Christine Devaney discusses The Adventures of Butterfly Boy
The kids' dance production is the debut project from Pucko Company
Maybe it’s because of the lack of words to explain what’s happening; or because it’s perceived as too high-brow for wee ones — whatever the reason, dance shows for children are thin on the ground.
Attempting to address this lack is Pucko Company, a new outfit committed to introducing young audiences to high-quality contemporary dance. The first of which is The Adventures of Butterfly Boy, a new show aimed at ages 5 and over.
Choreographed by Christine Devaney, and performed by four dancers and a musician, the show follows a group of friends as they explore the outside world. One particularly imaginative child, the eponymous Butterfly Boy, discovers a caterpillar and stays with it during its journey to maturity.
Devaney is well known on the Scottish dance scene, both as a freelancer and through her own company, Curious Seed. But this is the first time she has choreographed for children – did she approach it in her usual way?

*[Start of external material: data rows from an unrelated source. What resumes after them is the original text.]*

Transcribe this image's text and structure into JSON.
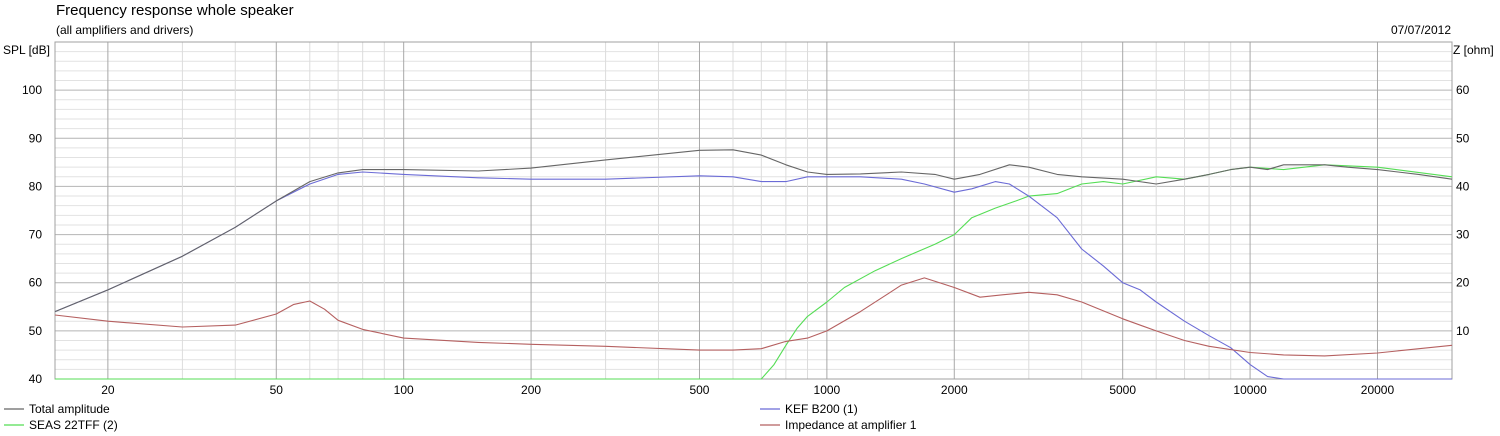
{
  "header": {
    "title": "Frequency response whole speaker",
    "subtitle": "(all amplifiers and drivers)",
    "date": "07/07/2012"
  },
  "chart_data": {
    "type": "line",
    "title": "Frequency response whole speaker",
    "subtitle": "(all amplifiers and drivers)",
    "ylabel": "SPL [dB]",
    "y2label": "Z [ohm]",
    "x_scale": "log",
    "xlim": [
      15,
      30000
    ],
    "ylim": [
      40,
      110
    ],
    "y2lim": [
      0,
      70
    ],
    "x_ticks": [
      {
        "value": 20,
        "label": "20"
      },
      {
        "value": 50,
        "label": "50"
      },
      {
        "value": 100,
        "label": "100"
      },
      {
        "value": 200,
        "label": "200"
      },
      {
        "value": 500,
        "label": "500"
      },
      {
        "value": 1000,
        "label": "1000"
      },
      {
        "value": 2000,
        "label": "2000"
      },
      {
        "value": 5000,
        "label": "5000"
      },
      {
        "value": 10000,
        "label": "10000"
      },
      {
        "value": 20000,
        "label": "20000"
      }
    ],
    "y_ticks": [
      40,
      50,
      60,
      70,
      80,
      90,
      100
    ],
    "y2_ticks": [
      10,
      20,
      30,
      40,
      50,
      60
    ],
    "grid": true,
    "legend_position": "bottom",
    "series": [
      {
        "name": "Total amplitude",
        "color": "#666666",
        "axis": "left",
        "x": [
          15,
          20,
          30,
          40,
          50,
          60,
          70,
          80,
          100,
          150,
          200,
          300,
          500,
          600,
          700,
          800,
          900,
          1000,
          1200,
          1500,
          1800,
          2000,
          2300,
          2700,
          3000,
          3500,
          4000,
          5000,
          6000,
          7000,
          8000,
          9000,
          10000,
          11000,
          12000,
          15000,
          17000,
          20000,
          25000,
          30000
        ],
        "y": [
          54,
          58.5,
          65.5,
          71.5,
          77,
          81,
          82.8,
          83.5,
          83.5,
          83.2,
          83.8,
          85.5,
          87.5,
          87.6,
          86.5,
          84.5,
          83,
          82.5,
          82.6,
          83,
          82.5,
          81.5,
          82.5,
          84.5,
          84,
          82.5,
          82,
          81.5,
          80.5,
          81.5,
          82.5,
          83.5,
          84,
          83.5,
          84.5,
          84.5,
          84,
          83.5,
          82.5,
          81.5
        ]
      },
      {
        "name": "KEF B200 (1)",
        "color": "#6b6bd6",
        "axis": "left",
        "x": [
          15,
          20,
          30,
          40,
          50,
          60,
          70,
          80,
          100,
          150,
          200,
          300,
          500,
          600,
          700,
          800,
          900,
          1000,
          1200,
          1500,
          1700,
          2000,
          2200,
          2500,
          2700,
          3000,
          3500,
          4000,
          4500,
          5000,
          5500,
          6000,
          7000,
          8000,
          9000,
          10000,
          11000,
          12000,
          15000,
          20000,
          30000
        ],
        "y": [
          54,
          58.5,
          65.5,
          71.5,
          77,
          80.5,
          82.5,
          83,
          82.5,
          81.8,
          81.5,
          81.5,
          82.2,
          82,
          81,
          81,
          82,
          82,
          82,
          81.5,
          80.5,
          78.8,
          79.5,
          81,
          80.5,
          78,
          73.5,
          67,
          63.5,
          60,
          58.5,
          56,
          52,
          49,
          46.5,
          43,
          40.5,
          40,
          40,
          40,
          40
        ]
      },
      {
        "name": "SEAS 22TFF (2)",
        "color": "#55dd55",
        "axis": "left",
        "x": [
          15,
          500,
          700,
          750,
          800,
          850,
          900,
          1000,
          1100,
          1300,
          1500,
          1800,
          2000,
          2200,
          2500,
          2800,
          3000,
          3500,
          4000,
          4500,
          5000,
          6000,
          7000,
          8000,
          9000,
          10000,
          12000,
          15000,
          20000,
          30000
        ],
        "y": [
          40,
          40,
          40,
          43,
          47,
          50.5,
          53,
          56,
          59,
          62.5,
          65,
          68,
          70,
          73.5,
          75.5,
          77,
          78,
          78.5,
          80.5,
          81,
          80.5,
          82,
          81.5,
          82.5,
          83.5,
          84,
          83.5,
          84.5,
          84,
          82
        ]
      },
      {
        "name": "Impedance at amplifier 1",
        "color": "#b56060",
        "axis": "right",
        "x": [
          15,
          20,
          30,
          40,
          50,
          55,
          60,
          65,
          70,
          80,
          100,
          150,
          200,
          300,
          500,
          600,
          700,
          800,
          900,
          1000,
          1200,
          1500,
          1700,
          2000,
          2300,
          2600,
          3000,
          3500,
          4000,
          5000,
          6000,
          7000,
          8000,
          10000,
          12000,
          15000,
          20000,
          30000
        ],
        "y": [
          13.3,
          12,
          10.8,
          11.2,
          13.5,
          15.5,
          16.2,
          14.5,
          12.2,
          10.3,
          8.5,
          7.6,
          7.2,
          6.8,
          6,
          6,
          6.3,
          7.8,
          8.5,
          10,
          14,
          19.5,
          21,
          19,
          17,
          17.5,
          18,
          17.5,
          16,
          12.5,
          10,
          8,
          6.8,
          5.5,
          5,
          4.8,
          5.4,
          7
        ]
      }
    ]
  },
  "legend": [
    {
      "label": "Total amplitude",
      "color": "#666666"
    },
    {
      "label": "SEAS 22TFF (2)",
      "color": "#55dd55"
    },
    {
      "label": "KEF B200 (1)",
      "color": "#6b6bd6"
    },
    {
      "label": "Impedance at amplifier 1",
      "color": "#b56060"
    }
  ]
}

‘What’s different, is that you have your audience more clearly in your head,’ says Devaney.
‘When you’re creating work for adults, it’s much more general. But the creative approach isn’t really different, and we’re trying not to dumb down or patronise. I really want the choreography to be as interesting and intricate as if we were making work for adults.
Conveying a clear narrative through dance can be tricky, particularly to children used to storybooks. But Devaney is aware that while some adults might need a degree of logic, young minds can often be more open.
‘I think the story will be clear,’ she says, ‘but I also think that young people are less concerned about what makes sense. That’s not letting us off the hook, because we’re concerned about keeping them interested. But although we’re telling a linear narrative, we’ve tried to find ways of abstracting it a little bit, so the physicality tells the story as well.’
Brunton Theatre, Musselburgh, Thu 27 Sept, then touring.